In den vergangenen Jahren habe ich mich mit wesentlichen Trends beschäftigt, die auf Grund ihrer Nutzungsformen einen engen Bezug zum klassischen Radio haben. Podcasting und personalisierte Audiostreams sind zwei Beispiele. Daraus ist eine Landkarte digitaler Angebote entstanden aus der sich Handlungsfelder für das Innovationsmanagement im Radio aber auch in Medienunternehmen allgemein ableiten lassen.

Innovationsmanagement in Radiounternehmen bedeutet, drei Handlungsoptionen für Veränderungen abzuwägen.

  1. Änderung durch Modifikation des Bestehenden (Weiterentwicklung des analogen Programmes)
  2. Änderung durch Anpassung an fremde Innovationen (Adaption neuer Geschäftsmodelle)
  3. Änderung durch eigene Innovationen (Kreation neuer Content-Angebote)

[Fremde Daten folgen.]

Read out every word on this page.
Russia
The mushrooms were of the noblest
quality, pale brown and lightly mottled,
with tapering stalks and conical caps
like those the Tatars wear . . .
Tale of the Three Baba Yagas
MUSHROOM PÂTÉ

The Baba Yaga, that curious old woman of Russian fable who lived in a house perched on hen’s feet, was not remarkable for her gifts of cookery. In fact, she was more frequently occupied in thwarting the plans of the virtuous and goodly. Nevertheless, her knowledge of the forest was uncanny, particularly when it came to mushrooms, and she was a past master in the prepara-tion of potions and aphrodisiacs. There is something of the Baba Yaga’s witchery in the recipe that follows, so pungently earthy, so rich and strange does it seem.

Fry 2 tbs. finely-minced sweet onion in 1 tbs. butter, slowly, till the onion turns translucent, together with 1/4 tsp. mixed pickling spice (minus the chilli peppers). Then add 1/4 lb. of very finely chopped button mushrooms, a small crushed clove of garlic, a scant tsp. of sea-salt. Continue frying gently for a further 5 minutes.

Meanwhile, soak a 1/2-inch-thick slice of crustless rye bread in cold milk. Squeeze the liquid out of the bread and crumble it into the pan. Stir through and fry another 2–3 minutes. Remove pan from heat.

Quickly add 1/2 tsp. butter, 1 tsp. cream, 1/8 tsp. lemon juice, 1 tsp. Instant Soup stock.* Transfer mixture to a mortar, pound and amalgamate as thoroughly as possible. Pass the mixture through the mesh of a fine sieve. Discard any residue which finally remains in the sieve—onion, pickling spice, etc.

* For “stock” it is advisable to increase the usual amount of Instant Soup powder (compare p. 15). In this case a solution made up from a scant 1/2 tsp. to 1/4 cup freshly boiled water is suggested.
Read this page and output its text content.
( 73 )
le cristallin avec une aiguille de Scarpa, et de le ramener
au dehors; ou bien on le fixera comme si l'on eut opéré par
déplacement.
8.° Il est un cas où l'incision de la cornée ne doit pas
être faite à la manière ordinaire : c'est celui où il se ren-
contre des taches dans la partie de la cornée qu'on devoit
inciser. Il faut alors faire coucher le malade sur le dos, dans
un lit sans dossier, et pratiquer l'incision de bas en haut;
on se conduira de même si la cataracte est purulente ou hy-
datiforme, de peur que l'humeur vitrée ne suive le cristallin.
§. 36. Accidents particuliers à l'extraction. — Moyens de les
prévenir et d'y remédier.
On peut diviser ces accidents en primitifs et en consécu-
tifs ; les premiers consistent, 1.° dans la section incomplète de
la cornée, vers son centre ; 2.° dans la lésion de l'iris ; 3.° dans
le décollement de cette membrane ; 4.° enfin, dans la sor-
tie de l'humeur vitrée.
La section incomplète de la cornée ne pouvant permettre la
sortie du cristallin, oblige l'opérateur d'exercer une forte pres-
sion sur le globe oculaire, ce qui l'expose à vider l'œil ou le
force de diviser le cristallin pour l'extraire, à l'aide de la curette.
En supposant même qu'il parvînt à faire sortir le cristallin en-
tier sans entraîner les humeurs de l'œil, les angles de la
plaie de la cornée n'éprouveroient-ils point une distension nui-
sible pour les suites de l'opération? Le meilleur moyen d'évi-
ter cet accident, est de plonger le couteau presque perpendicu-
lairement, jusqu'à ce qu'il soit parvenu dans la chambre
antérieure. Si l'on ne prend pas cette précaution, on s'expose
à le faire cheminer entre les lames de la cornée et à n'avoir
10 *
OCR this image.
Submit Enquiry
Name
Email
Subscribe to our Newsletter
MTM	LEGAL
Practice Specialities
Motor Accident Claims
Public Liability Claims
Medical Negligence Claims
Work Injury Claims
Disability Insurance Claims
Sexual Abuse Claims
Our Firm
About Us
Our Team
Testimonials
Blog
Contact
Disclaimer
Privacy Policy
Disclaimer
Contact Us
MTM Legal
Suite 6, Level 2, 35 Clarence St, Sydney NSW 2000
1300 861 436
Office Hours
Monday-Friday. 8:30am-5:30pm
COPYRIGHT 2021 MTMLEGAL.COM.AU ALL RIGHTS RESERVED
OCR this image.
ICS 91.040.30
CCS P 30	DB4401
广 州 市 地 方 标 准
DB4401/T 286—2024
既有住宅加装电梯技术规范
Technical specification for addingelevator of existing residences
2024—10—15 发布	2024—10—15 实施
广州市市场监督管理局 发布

Im Augenblick haben viele klassische Medienhäuser den Sprung zu eigenen Innovationen noch nicht geschafft. Im Radio setzen die meisten nur bei der Weiterentwicklung des analogen Programmes an, was den Innovationssprung hin zum Digitalradio neben vielen anderen Faktoren zusätzlich behindert.

Innovationsmanagement im Medienkontext lässt sich als „iterativer Prozess sukzessiver Annäherungen“ (Nausner, 2000) beschreiben. Durch die Identifizierung von allgemeinen Erfolgsfaktoren kann diese Annäherung, die man auch als „Try and Error“ charakterisieren könnte, erleichtert und systematisiert werden. Dies entspricht dem Beratungsansatz von Mathias Priebe – Media Concepts.

Erfolgreiches Innovationsmanagement in Medienunternehmen bedeutet aus meiner Sicht eine zielgerichtete Annäherung an nachhaltig erfolgversprechende Geschäftsmodelle, nicht etwa das bloße Ausprobieren von Neuheiten.